Skipping this step before scaling is the single most common and costly mistake enterprises make with agent deployments.

Step 6: Optimize continuously

AI agents are not set-and-forget systems. They drift in production, edge cases emerge, and at scale, compute costs compound fast. A poorly scoped agent consuming unnecessary tokens can significantly inflate your bill without delivering proportional value.

Use Agent Evaluation to score agents against live traffic, Agent Observability to trace performance issues, and Agent Optimizer to automatically surface and fix failure patterns before they become expensive habits.

Get expert help deploying GEAP with revolgy

GEAP is comprehensive, and that comprehensiveness is what makes it complex to deploy well. Getting governance right, designing agents that perform in production, and connecting your existing systems securely requires experience most teams do not have. Revolgy is a certified Google Cloud Premier Partner that has done this before, across industries and at scale.

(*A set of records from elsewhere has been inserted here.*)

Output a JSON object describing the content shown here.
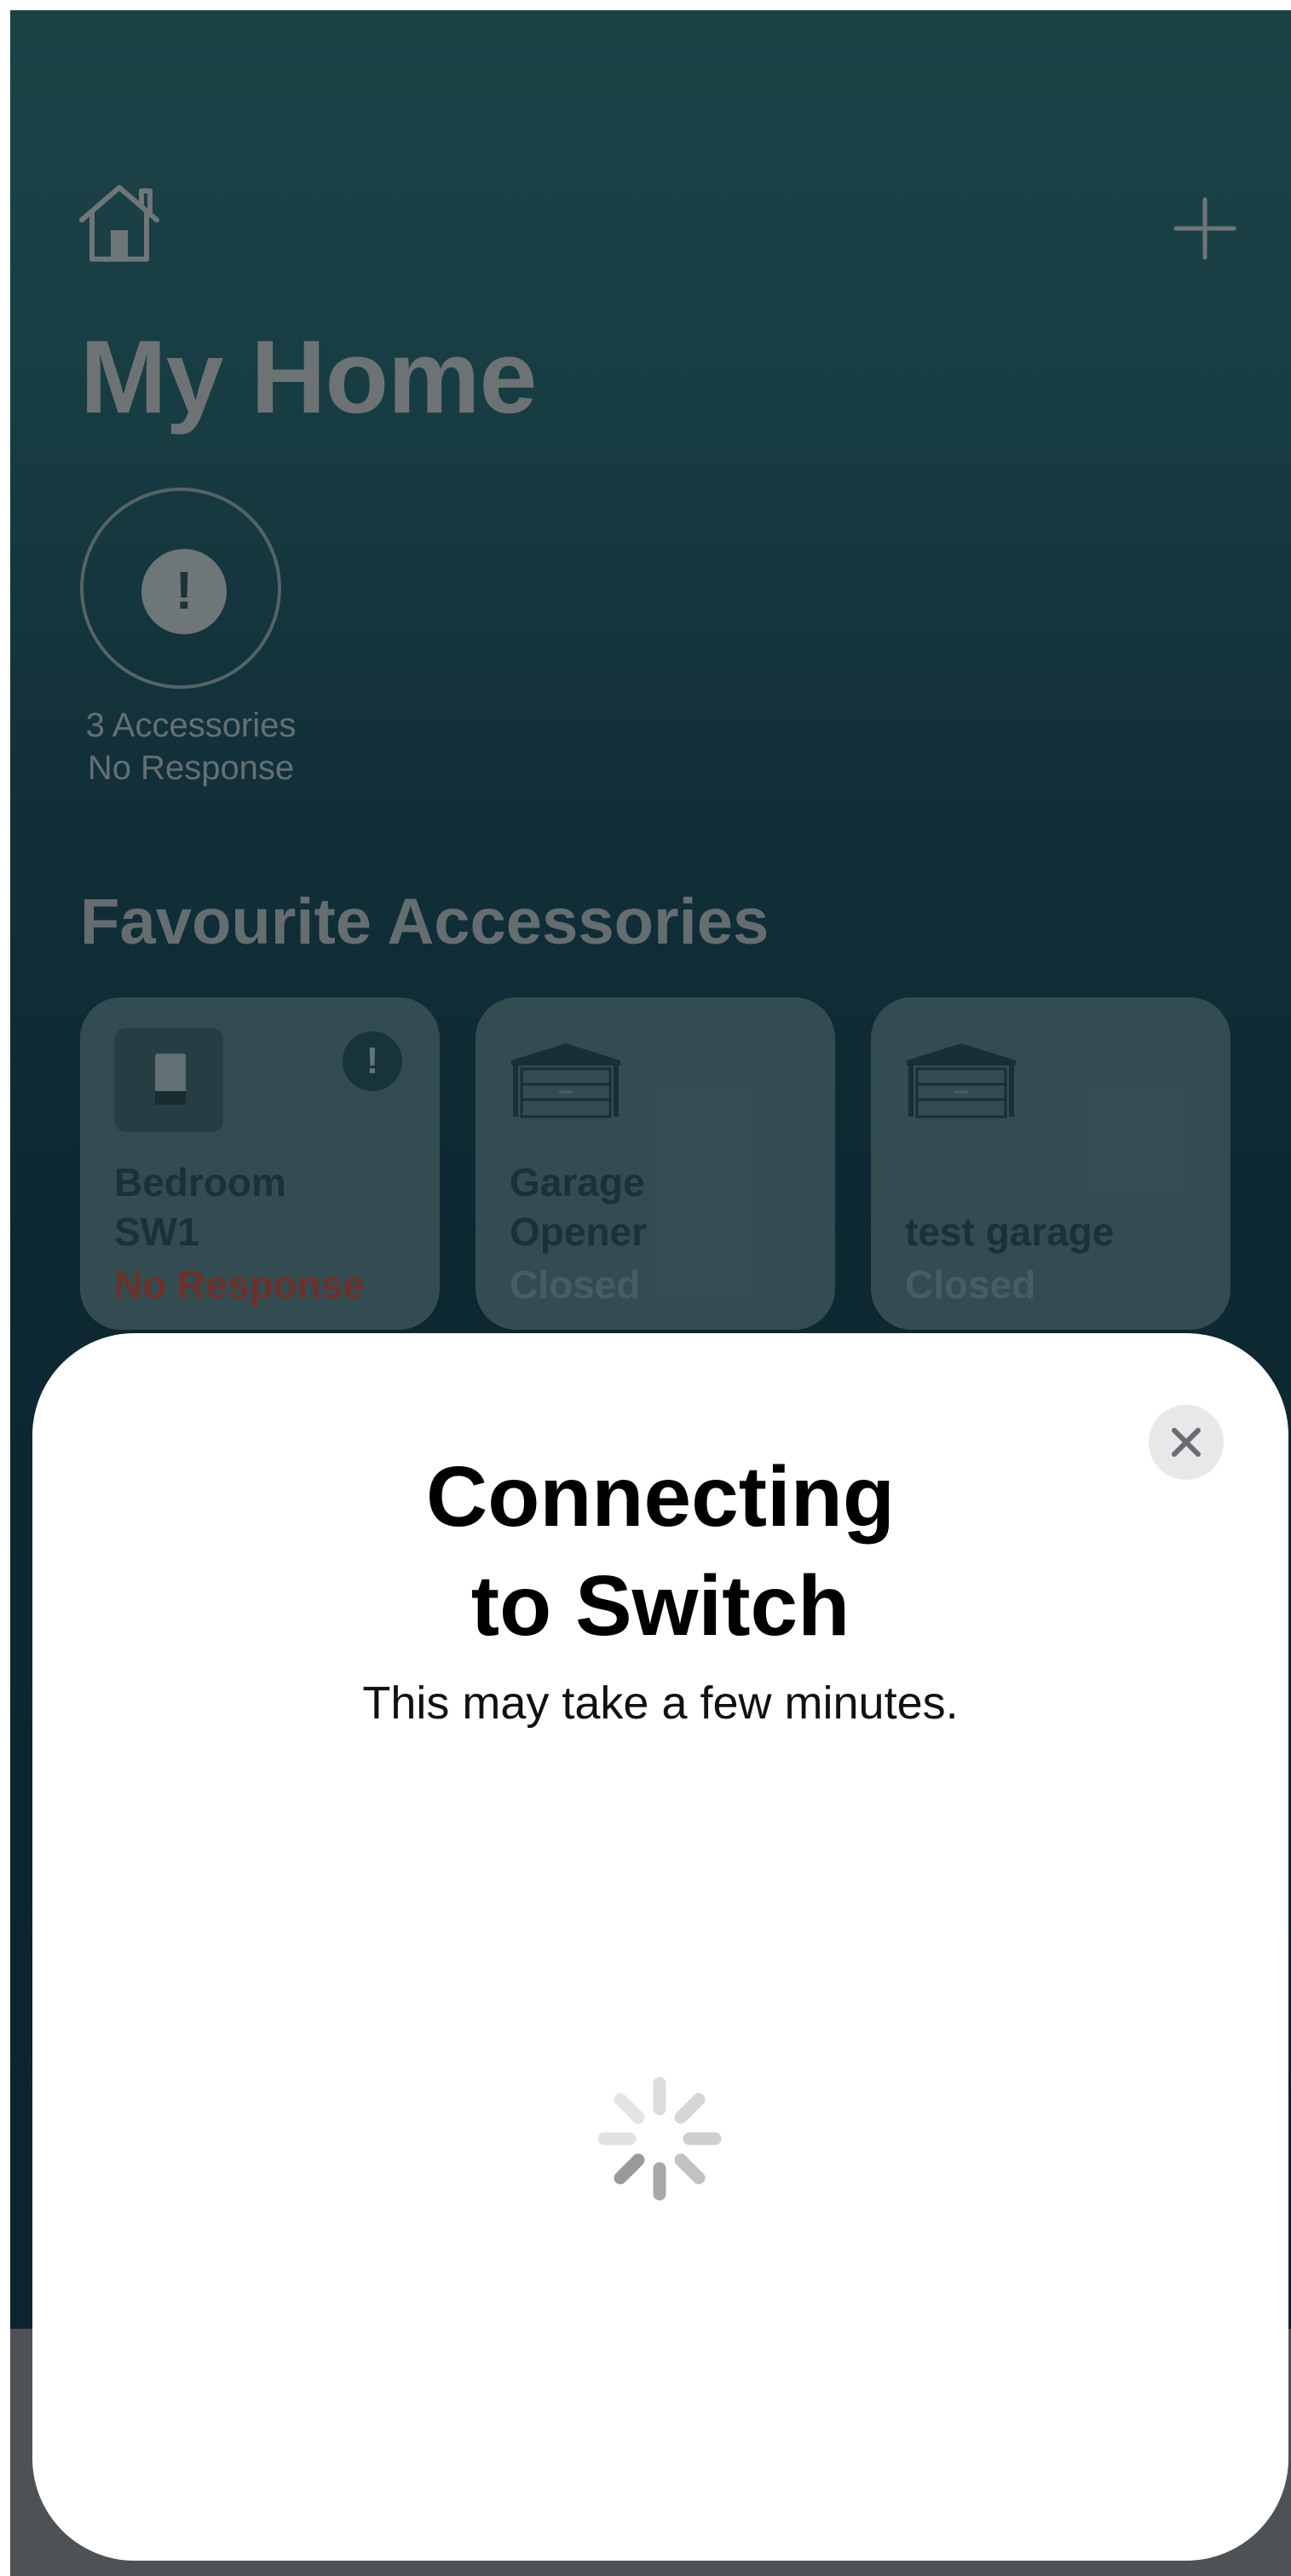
{
  "home": {
    "title": "My Home",
    "status": {
      "line1": "3 Accessories",
      "line2": "No Response"
    },
    "section_title": "Favourite Accessories",
    "tiles": [
      {
        "name": "Bedroom\nSW1",
        "state": "No Response",
        "icon": "light-switch-icon",
        "alert": "!"
      },
      {
        "name": "Garage\nOpener",
        "state": "Closed",
        "icon": "garage-door-icon"
      },
      {
        "name": "test garage",
        "state": "Closed",
        "icon": "garage-door-icon"
      }
    ],
    "alert_glyph": "!"
  },
  "sheet": {
    "title_line1": "Connecting",
    "title_line2": "to Switch",
    "subtitle": "This may take a few minutes."
  },
  "colors": {
    "background_top": "#235054",
    "background_bottom": "#0c2833",
    "sheet": "#ffffff",
    "no_response": "#8a3a33",
    "close_button": "#e8e8ea"
  },
  "icons": {
    "home": "home-icon",
    "add": "plus-icon",
    "close": "close-icon",
    "loading": "spinner-icon",
    "warning": "exclamation-icon"
  }
}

Revolgy deploys GEAP in three phases:

  • Phase 1: Foundation and Quick Wins: Revolgy runs discovery workshops to map your highest-value use cases, configures baseline security including Agent Identity, Gateway, and Model Armor from day one, and deploys quick-win agents that prove value internally before you scale.
  • Phase 2: Custom Agent Development: Revolgy builds purpose-specific agents using ADK, designed around your actual workflows and securely connected to your existing tools, including Jira, Salesforce, and other enterprise systems.
  • Phase 3: Adoption and Optimization: Revolgy handles team training, expands automation across the organization, and fine-tunes governance and cost controls to protect ROI as compute usage grows.

As an example, one of our clients was losing productivity to siloed information across Workspace, Jira, and Confluence. Revolgy deployed a Gemini Enterprise framework in four weeks with native connectors mapping user permissions across all platforms. Employees can now get answers synthesized from multiple systems simultaneously with zero compromise on data security.